Courtesy of MassChallenge
VC funding in startups with female founders fell.

In 2020, venture capital funding in women-founded startups declined for the first time in more than a decade, according to data from PitchBook. The first three quarters of the year saw startups with at least one woman on their founding team raise a collective $13.8 billion in VC funding — a 31 percent decline from the same period in 2019.

The drop comes as Covid-19 has taken a special toll on female founders and executives. A separate report from businesswomen network Chief examining the impact of the pandemic on executive women found that they are shouldering more responsibility at work regardless of their personal situation, and they face an unstated expectation that they should better be able to manage parents and caregivers on their teams because of their gender.

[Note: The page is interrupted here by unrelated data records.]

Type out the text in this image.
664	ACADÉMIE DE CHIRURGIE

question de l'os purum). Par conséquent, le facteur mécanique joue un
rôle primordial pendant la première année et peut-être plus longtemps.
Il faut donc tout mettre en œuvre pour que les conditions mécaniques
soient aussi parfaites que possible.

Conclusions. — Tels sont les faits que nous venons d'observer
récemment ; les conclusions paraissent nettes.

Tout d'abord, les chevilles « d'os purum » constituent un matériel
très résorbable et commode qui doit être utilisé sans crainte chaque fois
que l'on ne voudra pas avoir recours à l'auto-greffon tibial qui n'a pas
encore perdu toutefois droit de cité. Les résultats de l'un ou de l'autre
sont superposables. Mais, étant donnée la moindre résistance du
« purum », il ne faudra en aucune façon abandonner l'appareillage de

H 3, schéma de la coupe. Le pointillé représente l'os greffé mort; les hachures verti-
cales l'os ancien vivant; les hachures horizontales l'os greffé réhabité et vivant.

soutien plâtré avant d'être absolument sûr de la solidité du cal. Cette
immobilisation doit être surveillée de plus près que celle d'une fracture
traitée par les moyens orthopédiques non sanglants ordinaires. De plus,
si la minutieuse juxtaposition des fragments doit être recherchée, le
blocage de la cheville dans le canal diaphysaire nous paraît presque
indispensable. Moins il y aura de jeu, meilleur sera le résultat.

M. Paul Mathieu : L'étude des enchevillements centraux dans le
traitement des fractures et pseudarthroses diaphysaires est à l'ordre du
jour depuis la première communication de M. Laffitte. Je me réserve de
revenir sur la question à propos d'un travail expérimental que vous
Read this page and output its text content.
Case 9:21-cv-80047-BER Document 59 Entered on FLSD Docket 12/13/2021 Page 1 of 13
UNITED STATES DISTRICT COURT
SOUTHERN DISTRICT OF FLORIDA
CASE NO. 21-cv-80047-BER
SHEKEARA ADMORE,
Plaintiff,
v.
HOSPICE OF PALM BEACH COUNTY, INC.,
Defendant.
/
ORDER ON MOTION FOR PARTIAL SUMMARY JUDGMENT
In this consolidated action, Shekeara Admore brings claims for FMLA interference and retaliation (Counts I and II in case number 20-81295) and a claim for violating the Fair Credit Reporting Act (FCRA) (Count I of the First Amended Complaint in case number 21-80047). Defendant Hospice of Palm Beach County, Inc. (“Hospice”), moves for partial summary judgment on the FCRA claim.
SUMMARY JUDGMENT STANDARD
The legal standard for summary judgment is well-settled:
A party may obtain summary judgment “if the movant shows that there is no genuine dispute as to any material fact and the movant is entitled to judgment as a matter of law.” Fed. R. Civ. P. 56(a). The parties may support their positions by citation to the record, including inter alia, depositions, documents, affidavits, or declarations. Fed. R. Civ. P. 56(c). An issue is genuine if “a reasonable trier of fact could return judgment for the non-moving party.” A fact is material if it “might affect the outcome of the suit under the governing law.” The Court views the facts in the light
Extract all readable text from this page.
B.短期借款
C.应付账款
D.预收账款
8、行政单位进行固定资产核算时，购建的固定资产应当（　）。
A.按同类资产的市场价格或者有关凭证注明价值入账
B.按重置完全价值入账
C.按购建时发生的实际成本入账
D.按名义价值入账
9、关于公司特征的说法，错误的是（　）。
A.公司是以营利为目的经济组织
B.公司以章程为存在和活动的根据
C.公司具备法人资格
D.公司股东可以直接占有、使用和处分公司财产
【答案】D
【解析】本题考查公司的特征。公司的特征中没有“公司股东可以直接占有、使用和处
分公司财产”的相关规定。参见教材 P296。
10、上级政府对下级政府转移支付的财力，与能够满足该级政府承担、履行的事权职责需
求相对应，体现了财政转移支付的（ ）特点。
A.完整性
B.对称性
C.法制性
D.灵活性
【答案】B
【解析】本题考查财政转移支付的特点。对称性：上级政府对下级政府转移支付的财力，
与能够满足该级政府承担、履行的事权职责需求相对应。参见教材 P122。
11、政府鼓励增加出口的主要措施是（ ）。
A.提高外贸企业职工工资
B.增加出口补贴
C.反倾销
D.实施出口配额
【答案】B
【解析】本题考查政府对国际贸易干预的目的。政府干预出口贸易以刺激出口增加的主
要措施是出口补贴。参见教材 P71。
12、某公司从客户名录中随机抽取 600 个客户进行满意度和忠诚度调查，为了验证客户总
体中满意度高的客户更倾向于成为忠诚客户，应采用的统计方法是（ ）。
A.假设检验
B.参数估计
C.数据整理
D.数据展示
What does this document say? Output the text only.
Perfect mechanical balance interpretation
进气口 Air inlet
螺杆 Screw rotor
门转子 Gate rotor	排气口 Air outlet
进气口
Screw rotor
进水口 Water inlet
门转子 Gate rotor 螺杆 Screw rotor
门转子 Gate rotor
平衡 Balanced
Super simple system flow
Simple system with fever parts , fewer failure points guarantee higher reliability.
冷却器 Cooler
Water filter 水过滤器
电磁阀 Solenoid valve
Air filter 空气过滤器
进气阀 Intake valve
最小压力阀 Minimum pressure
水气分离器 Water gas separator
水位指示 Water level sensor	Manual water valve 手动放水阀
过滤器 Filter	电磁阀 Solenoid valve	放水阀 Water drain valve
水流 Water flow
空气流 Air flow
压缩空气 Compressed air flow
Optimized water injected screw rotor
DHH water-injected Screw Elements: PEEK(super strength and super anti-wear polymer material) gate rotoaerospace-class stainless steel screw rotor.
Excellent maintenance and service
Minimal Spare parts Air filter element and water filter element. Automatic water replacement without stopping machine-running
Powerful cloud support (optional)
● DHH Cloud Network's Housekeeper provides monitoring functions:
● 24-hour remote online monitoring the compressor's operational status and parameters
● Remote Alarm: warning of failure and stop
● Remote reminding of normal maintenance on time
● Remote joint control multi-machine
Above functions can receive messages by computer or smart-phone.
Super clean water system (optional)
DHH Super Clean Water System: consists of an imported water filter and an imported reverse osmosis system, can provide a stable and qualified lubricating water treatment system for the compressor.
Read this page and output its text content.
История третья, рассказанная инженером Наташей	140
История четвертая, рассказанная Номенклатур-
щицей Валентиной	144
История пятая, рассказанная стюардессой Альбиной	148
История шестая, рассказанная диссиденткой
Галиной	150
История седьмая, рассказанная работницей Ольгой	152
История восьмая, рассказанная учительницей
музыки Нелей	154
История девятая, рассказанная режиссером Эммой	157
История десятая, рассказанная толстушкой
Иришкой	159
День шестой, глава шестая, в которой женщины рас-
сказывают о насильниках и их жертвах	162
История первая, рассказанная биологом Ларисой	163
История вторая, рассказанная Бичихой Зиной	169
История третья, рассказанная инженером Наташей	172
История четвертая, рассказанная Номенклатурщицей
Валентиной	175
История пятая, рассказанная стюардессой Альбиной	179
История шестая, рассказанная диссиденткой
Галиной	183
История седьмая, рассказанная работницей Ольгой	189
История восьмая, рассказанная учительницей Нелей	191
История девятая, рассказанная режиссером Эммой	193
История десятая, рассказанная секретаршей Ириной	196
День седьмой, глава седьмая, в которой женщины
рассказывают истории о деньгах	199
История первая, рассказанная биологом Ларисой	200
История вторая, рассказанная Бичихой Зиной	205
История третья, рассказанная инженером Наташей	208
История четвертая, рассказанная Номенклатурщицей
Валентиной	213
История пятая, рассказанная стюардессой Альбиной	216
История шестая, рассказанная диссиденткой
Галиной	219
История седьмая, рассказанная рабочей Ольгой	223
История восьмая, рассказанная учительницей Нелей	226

Plenty of female founders have had to scale back their 2020 plans, according to PitchBook. But Boston-area investors and founders note that founders aren’t the source of the problem. The dip is also fueled by investors, whose checks have gone to a smaller portion of female-founded startups than in years past.

“This isn’t a pipeline problem,” said Sarah Hodges, a partner at Pillar VC. “If we want to solve this problem, we as investors have to commit to building diverse networks, opening access to capable founders who are being overlooked today.”